When I test my gear, I like to create easily reproducible conditions (albeit will not cut scientific muster) so I can compare equipment within what I would consider acceptable margin of error.
When I'm studying my canister stove, I at the very least factor in the following variables before making any assumptions:
1. The stove and how its underlying technology compares with similar stoves
2. I must assume that there are no defects with my stove (already not a scientific experiment) or purchase a number of stoves which I cannot afford to control for manufacturing defects (my kid plays hockey; not happening)
3. Fuel Source and corresponding characteristics at varying temperatures and altitudes (beyond me to measure purchased product)
5. Water purity, quantity, and temperature
6. Pot size, shape, mass, and temperature
7. Ambient temperature
1. Time from 40* to appropriate boiling temperature corresponding with appropriate atmosphere of pressure
2. Heat output of stove to achieve boil (currently estimating)
3. Fuel consumed by weight
I leave a few bottles of water in my fridge so they will be 40* when I run my tests; this works better for me than tap water to achieve a consistent starting temperature. My plan is to carry a thermometer with me this summer to calculate the average water temperature of the streams I cross in the Cascades to determine how close 40* refrigerated water represents what I will encounter in the field.
IMHO most fuel sources with the exception of canisters and bio fuel are easy to control for a test. I was in recent history (I'll humbly admit) on the losing end of a debate on the best way to test canisters. On a personal level, I have no interest in refilling a canister nor do I have the skill set and knowledge to measure the fuel mixtures commercially available fuel. This leaves too many variables unmeasured before I run my test and I'm forced to assume that Jetpower/Gigapower,MSR,whatever canister will perform within 10% of what I observe in a controlled environment (huge leap of faith).
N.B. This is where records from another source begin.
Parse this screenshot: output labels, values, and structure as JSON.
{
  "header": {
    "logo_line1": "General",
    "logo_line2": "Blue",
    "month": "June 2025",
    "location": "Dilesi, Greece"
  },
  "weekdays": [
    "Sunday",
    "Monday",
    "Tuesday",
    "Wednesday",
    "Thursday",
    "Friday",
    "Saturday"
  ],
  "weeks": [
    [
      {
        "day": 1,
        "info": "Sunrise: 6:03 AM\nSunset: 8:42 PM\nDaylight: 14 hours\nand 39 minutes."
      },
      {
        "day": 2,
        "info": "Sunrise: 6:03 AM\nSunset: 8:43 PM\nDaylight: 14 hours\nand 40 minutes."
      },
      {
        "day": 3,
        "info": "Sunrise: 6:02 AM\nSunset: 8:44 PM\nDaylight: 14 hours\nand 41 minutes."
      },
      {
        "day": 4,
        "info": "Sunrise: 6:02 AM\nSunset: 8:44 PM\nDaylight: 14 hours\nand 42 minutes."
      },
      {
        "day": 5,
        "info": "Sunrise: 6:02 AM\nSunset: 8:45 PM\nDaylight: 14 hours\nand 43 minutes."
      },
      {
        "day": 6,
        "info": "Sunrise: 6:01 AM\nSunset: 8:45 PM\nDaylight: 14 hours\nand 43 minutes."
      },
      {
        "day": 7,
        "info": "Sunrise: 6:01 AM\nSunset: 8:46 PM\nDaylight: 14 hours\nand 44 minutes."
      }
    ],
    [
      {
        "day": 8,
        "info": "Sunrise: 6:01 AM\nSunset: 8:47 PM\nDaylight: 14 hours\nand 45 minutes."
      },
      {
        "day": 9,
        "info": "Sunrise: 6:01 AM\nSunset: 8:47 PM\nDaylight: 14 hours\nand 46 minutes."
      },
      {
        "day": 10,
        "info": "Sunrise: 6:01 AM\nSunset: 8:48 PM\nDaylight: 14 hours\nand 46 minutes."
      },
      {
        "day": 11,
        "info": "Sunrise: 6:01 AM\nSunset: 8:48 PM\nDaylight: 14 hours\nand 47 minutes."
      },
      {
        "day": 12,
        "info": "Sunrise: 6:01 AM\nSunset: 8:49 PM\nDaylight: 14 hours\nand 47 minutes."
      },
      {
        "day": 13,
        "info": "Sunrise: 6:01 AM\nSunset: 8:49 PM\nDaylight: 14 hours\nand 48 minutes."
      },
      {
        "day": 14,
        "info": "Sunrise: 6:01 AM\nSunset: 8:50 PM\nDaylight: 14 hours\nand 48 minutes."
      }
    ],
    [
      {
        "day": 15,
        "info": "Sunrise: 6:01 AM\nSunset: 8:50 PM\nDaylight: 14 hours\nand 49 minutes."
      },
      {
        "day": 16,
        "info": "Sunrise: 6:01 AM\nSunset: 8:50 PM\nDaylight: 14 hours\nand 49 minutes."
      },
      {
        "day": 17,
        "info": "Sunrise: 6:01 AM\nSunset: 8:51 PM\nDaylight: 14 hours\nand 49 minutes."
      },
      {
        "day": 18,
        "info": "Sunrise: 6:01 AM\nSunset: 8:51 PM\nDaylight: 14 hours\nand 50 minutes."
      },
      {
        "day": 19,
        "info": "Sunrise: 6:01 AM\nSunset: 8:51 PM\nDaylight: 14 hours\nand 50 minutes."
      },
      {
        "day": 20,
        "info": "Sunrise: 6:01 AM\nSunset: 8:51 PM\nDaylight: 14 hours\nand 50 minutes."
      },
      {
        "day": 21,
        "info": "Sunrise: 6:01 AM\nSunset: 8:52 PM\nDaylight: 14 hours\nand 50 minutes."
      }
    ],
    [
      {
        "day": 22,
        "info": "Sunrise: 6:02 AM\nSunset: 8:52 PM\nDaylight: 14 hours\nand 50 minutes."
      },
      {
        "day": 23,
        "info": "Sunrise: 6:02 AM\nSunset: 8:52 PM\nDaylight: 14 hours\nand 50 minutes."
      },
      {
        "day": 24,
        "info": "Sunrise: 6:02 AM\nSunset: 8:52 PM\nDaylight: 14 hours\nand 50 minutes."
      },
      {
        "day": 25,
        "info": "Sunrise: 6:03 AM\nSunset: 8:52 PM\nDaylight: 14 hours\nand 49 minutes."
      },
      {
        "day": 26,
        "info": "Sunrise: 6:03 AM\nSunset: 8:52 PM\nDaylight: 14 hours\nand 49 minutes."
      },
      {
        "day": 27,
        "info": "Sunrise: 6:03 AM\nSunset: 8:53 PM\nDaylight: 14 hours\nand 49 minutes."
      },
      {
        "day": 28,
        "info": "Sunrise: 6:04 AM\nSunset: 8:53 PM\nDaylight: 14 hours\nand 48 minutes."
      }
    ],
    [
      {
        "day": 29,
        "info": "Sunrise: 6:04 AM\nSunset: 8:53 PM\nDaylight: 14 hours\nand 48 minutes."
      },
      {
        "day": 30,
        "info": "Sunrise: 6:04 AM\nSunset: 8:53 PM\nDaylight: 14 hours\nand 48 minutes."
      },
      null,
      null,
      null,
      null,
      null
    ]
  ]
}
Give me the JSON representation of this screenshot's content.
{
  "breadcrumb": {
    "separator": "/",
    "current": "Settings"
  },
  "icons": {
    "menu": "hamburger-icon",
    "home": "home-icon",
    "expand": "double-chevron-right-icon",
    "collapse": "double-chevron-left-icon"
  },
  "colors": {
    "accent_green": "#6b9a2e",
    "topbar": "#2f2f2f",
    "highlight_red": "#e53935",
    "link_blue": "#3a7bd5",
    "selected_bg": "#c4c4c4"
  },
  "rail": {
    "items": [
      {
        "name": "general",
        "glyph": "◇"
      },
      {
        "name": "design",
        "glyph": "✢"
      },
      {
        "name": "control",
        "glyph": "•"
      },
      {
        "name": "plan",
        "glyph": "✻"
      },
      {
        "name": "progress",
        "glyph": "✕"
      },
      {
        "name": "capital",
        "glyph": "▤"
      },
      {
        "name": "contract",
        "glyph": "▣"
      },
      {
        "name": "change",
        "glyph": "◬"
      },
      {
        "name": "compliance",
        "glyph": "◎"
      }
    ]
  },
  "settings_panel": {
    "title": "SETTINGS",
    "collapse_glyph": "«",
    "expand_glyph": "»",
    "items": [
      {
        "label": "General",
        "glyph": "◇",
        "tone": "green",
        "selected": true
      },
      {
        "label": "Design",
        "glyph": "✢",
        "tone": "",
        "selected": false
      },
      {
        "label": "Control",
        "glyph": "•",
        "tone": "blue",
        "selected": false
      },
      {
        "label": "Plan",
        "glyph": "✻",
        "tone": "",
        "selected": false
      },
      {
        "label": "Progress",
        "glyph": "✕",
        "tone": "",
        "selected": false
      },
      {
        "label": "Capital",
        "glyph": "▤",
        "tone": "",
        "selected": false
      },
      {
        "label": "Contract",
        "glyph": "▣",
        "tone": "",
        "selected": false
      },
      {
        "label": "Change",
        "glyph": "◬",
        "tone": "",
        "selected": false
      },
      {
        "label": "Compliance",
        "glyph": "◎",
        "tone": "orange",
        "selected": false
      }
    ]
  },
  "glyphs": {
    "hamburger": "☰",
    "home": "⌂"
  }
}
Since I do not have the resources to conduct a truly scientific test at all temperatures and altitudes, I compensate by allowing for a measured margin of error and back up my canister stove with an appropriate number of Esbit tablets, or on a longer trip, an extra canister.
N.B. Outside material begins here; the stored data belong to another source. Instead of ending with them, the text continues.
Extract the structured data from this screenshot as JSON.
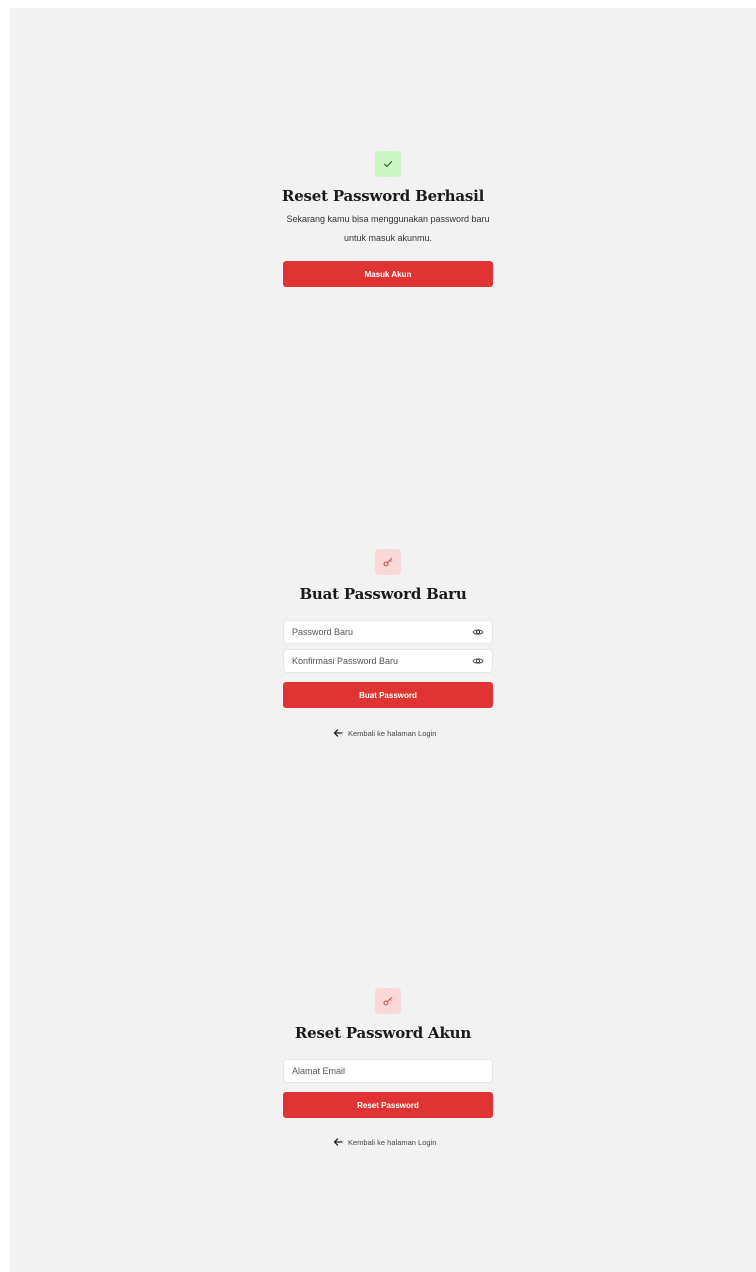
{
  "success_screen": {
    "title": "Reset Password Berhasil",
    "description": "Sekarang kamu bisa menggunakan password baru untuk masuk akunmu.",
    "button_label": "Masuk Akun",
    "icon": "check-icon"
  },
  "create_password_screen": {
    "title": "Buat Password Baru",
    "new_password_placeholder": "Password Baru",
    "confirm_password_placeholder": "Konfirmasi Password Baru",
    "button_label": "Buat Password",
    "back_link": "Kembali ke halaman Login",
    "icon": "key-icon"
  },
  "reset_screen": {
    "title": "Reset Password Akun",
    "email_placeholder": "Alamat Email",
    "button_label": "Reset Password",
    "back_link": "Kembali ke halaman Login",
    "icon": "key-icon"
  },
  "colors": {
    "background": "#f2f2f2",
    "primary": "#e03434",
    "success_bg": "#ccf7c4",
    "key_bg": "#fbd8d8"
  }
}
For example, I know that my Soto stove will boil 14 pints of 40* water at 400' at 32* ambient temperature. If I'm on a lazy week long solo trip in late spring at 1000' where I'm boiling water twice a day, I'll pack two extra Esbit tablets, won't bring water to full boil, and maximize the use of my cozy to mitigate the larger margin of error resulting from my inability to control for fuel consistency and unknown variances in stove output due to productions inconsistencies.
I do not have the time, money, or laboratory resources to analyze my equipment to reduce the margin of error and quite honestly it would never pay for me to make that investment.